Ideal Homes
- Industry: Housebuilding
- Founded: 1929
- Defunct: 1996
- Fate: Acquired
- Successor: Persimmon

= Ideal Homes (UK housebuilder) =

British housebuilder

Ideal Homes was a British housebuilder.

New Ideal Homesteads was formed in 1929 and, under Leo Meyer, became the country's largest private housebuilder in the 1930s. It never achieved the same success after the War and in 1967 it was bought by Trafalgar House. Helped by the acquisition of Comben Homes and Broseley Estates it had become the fifth largest housebuilder by the late 1980s. However, Trafalgar's weakened financial position eventually led to the sale of Ideal Homes to Persimmon in 1996.

==History==

Ideal Homes, as it was generally known, was incorporated in 1929 as New Ideal Homesteads. Its driving force for over thirty years was Leo Meyer, a one-time assistant surveyor for Erith Council. He started building at Bexleyheath in the 1920s as Blackwell & Meyer but his first attempts ended in failure. Starting again in 1929, Meyer formed a partnership with Philip Shephard, an inspector with the Royal Exchange. Ideal's expansion was rapid and in 1933 it sold over 4,000 houses in estates around London.

A public flotation was obtained in May 1934, the new holding company being named Ideal Building & Land Development. Housing volumes continued to expand and estates were now being built outside London, particularly in the midlands: Furnell put the figure at 5,500 in 1934 and in the mid-1930s sales were estimated at 5–7,000 a year, more than twice the size of its nearest competitors. Jackson regarded Ideal as “perhaps the most prolific of all the London developers of the thirties”.

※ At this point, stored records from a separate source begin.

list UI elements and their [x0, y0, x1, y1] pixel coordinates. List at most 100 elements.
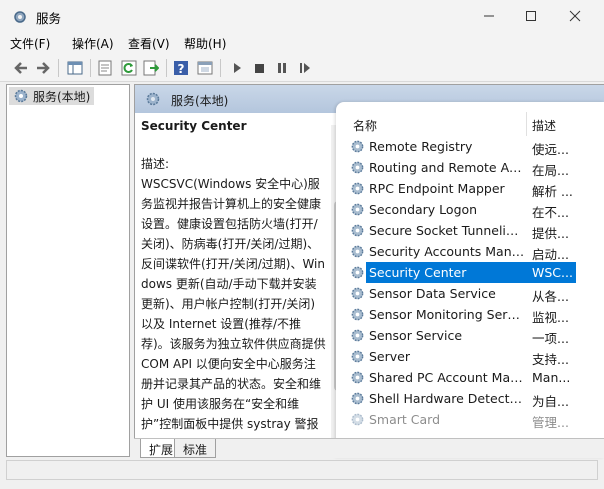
properties-button[interactable] — [96, 59, 114, 77]
menu-bar: 文件(F) 操作(A) 查看(V) 帮助(H) — [0, 32, 604, 54]
toolbar: ? — [0, 54, 604, 82]
service-gear-icon — [351, 161, 364, 174]
service-gear-icon — [351, 140, 364, 153]
back-arrow-icon — [14, 62, 27, 74]
service-name: Sensor Data Service — [369, 286, 496, 301]
toolbar-separator — [220, 59, 221, 77]
svg-text:?: ? — [178, 62, 185, 76]
service-row[interactable]: Sensor Monitoring Service 监视... — [336, 304, 604, 325]
back-button[interactable] — [12, 59, 30, 77]
service-gear-icon — [351, 392, 364, 405]
services-list: 名称 描述 Remote Registry 使远... Routing and Re… — [336, 102, 604, 457]
service-name: RPC Endpoint Mapper — [369, 181, 505, 196]
tab-standard[interactable]: 标准 — [174, 439, 217, 458]
menu-help[interactable]: 帮助(H) — [184, 35, 226, 52]
refresh-button[interactable] — [120, 59, 138, 77]
service-row[interactable]: Server 支持... — [336, 346, 604, 367]
service-description: WSC... — [532, 265, 573, 280]
service-gear-icon — [351, 224, 364, 237]
service-name: Security Accounts Manag... — [369, 244, 525, 259]
service-description: 支持... — [532, 352, 569, 367]
close-button[interactable] — [552, 0, 598, 32]
service-row[interactable]: Secondary Logon 在不... — [336, 199, 604, 220]
service-description: 使远... — [532, 142, 569, 157]
view-button[interactable] — [196, 59, 214, 77]
minimize-button[interactable] — [466, 0, 512, 32]
service-row[interactable]: Security Accounts Manag... 启动... — [336, 241, 604, 262]
column-divider[interactable] — [526, 112, 527, 136]
service-name: Shared PC Account Mana... — [369, 370, 525, 385]
forward-button[interactable] — [34, 59, 52, 77]
help-button[interactable]: ? — [172, 59, 190, 77]
service-description: 在不... — [532, 205, 569, 220]
export-list-button[interactable] — [142, 59, 160, 77]
service-description: 为自... — [532, 394, 569, 409]
service-gear-icon — [351, 371, 364, 384]
service-gear-icon — [351, 329, 364, 342]
service-name: Sensor Service — [369, 328, 463, 343]
refresh-icon — [121, 60, 137, 76]
help-icon: ? — [174, 61, 188, 76]
console-tree-button[interactable] — [66, 59, 84, 77]
service-description: 管理... — [532, 415, 569, 430]
tree-item-services-local[interactable]: 服务(本地) — [9, 87, 95, 105]
service-row[interactable]: RPC Endpoint Mapper 解析 ... — [336, 178, 604, 199]
service-description: 从各... — [532, 289, 569, 304]
service-row[interactable]: Secure Socket Tunneling ... 提供... — [336, 220, 604, 241]
service-description: 在局... — [532, 163, 569, 178]
service-name: Server — [369, 349, 410, 364]
pause-service-button[interactable] — [273, 59, 291, 77]
column-header-description[interactable]: 描述 — [532, 117, 556, 134]
stop-service-button[interactable] — [250, 59, 268, 77]
play-icon — [234, 63, 241, 73]
start-service-button[interactable] — [228, 59, 246, 77]
maximize-button[interactable] — [508, 0, 554, 32]
service-row[interactable]: Sensor Service 一项... — [336, 325, 604, 346]
service-row[interactable]: Routing and Remote Acc... 在局... — [336, 157, 604, 178]
service-row[interactable]: Shared PC Account Mana... Man... — [336, 367, 604, 388]
service-gear-icon — [351, 287, 364, 300]
service-description-panel: Security Center 描述: WSCSVC(Windows 安全中心)… — [141, 119, 327, 437]
menu-action[interactable]: 操作(A) — [72, 35, 114, 52]
view-tabs: 扩展 标准 — [134, 438, 604, 458]
title-bar: 服务 — [0, 0, 604, 32]
status-bar — [6, 460, 598, 480]
description-label: 描述: — [141, 157, 170, 171]
maximize-icon — [526, 11, 536, 21]
properties-sheet-icon — [98, 60, 112, 76]
service-name: Remote Registry — [369, 139, 473, 154]
console-tree-pane: 服务(本地) — [6, 84, 130, 457]
service-gear-icon — [351, 203, 364, 216]
service-row[interactable]: Security Center WSC... — [336, 262, 604, 283]
service-gear-icon — [351, 182, 364, 195]
banner-title: 服务(本地) — [171, 94, 229, 108]
restart-icon — [300, 63, 310, 73]
service-description: 监视... — [532, 310, 569, 325]
description-text: WSCSVC(Windows 安全中心)服务监视并报告计算机上的安全健康设置。健… — [141, 177, 326, 431]
service-row[interactable]: Sensor Data Service 从各... — [336, 283, 604, 304]
service-gear-icon — [351, 350, 364, 363]
service-name: Smart Card — [369, 412, 441, 427]
services-gear-icon — [14, 11, 26, 23]
services-gear-icon — [14, 89, 28, 103]
service-gear-icon — [351, 245, 364, 258]
export-list-icon — [143, 60, 159, 76]
list-header: 名称 描述 — [336, 102, 604, 136]
service-gear-icon — [351, 308, 364, 321]
view-icon — [197, 61, 213, 75]
service-description: 一项... — [532, 331, 569, 346]
restart-service-button[interactable] — [296, 59, 314, 77]
service-name: Routing and Remote Acc... — [369, 160, 525, 175]
service-row[interactable]: Smart Card 管理... — [336, 409, 604, 430]
tree-item-label: 服务(本地) — [33, 89, 91, 104]
toolbar-separator — [58, 59, 59, 77]
console-tree-icon — [67, 61, 83, 75]
service-row[interactable]: Remote Registry 使远... — [336, 136, 604, 157]
menu-view[interactable]: 查看(V) — [128, 35, 170, 52]
services-gear-icon — [146, 92, 160, 106]
menu-file[interactable]: 文件(F) — [10, 35, 50, 52]
service-name: Secure Socket Tunneling ... — [369, 223, 525, 238]
service-name: Sensor Monitoring Service — [369, 307, 525, 322]
service-row[interactable]: Shell Hardware Detection 为自... — [336, 388, 604, 409]
column-header-name[interactable]: 名称 — [353, 117, 377, 134]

In contrast to the physical growth in the business, profits fell sharply after the flotation and the dividend was cut two years in succession; the shares fell by almost 90 per cent from their offer price amidst suggestions by The Investors’ Review of substantial share sales by the directors. Philip Shephard resigned as joint managing director as did the chairman. Meyer had to use his own financial resources as bank guarantees.

With war approaching, Ideal turned its resources to construction for the nation's defences although, unlike other leading housebuilders, Ideal did not continue as a contractor when peace returned. Ideal had already been changing its emphasis towards the purchase and sale of tenanted properties and, with building controls severely restricting the opportunities for private housebuilding after the war, that continued to be Ideal's focus. In addition, Ideal's subsidiary Carlton Contractors built substantial numbers of houses for local authorities. Leo Meyer himself, dissatisfied with the Labour Government's approach to private enterprise, left the UK in 1948 for South Africa where he formed a local New Ideal Homesteads.

In 1953, Meyer returned to the UK just as building controls were finally dismantled and Ideal moved back into private estate development with considerable speed. By the start of the 1960s, Ideal was selling around 2–3,000 houses a year, second only to George Wimpey. However, after a long illness, Leo Meyer died in 1961 and Ideal failed to share in the growth of the private housing market; indeed an increase in interest rates in 1966 took sales down to little more than 1,100. In 1967 the weakened firm was bought by Trafalgar House.

Although there was some recovery after the Trafalgar House acquisition, growth was erratic and it was not until the early 1980s that sales regained the 2,000 a year level. Then came two major housebuilding acquisitions: Comben Homes in 1984 and Broseley Estates in 1986. In the following year, Ideal sold over 5,000 houses and was number five in the industry and in 1988 it contributed a record £78 million to Trafalgar's trading profits. However, apart from the direct problems of the 1990 recession, Ideal was severely affected by the parent company's financial straits. It was unable to buy replacement land when at its cheapest and by 1995 its sales were down to 2,600. Wanting to lessen its own financial commitments, Trafalgar put Ideal up for sale and in 1996 it was bought by Persimmon for £177 million.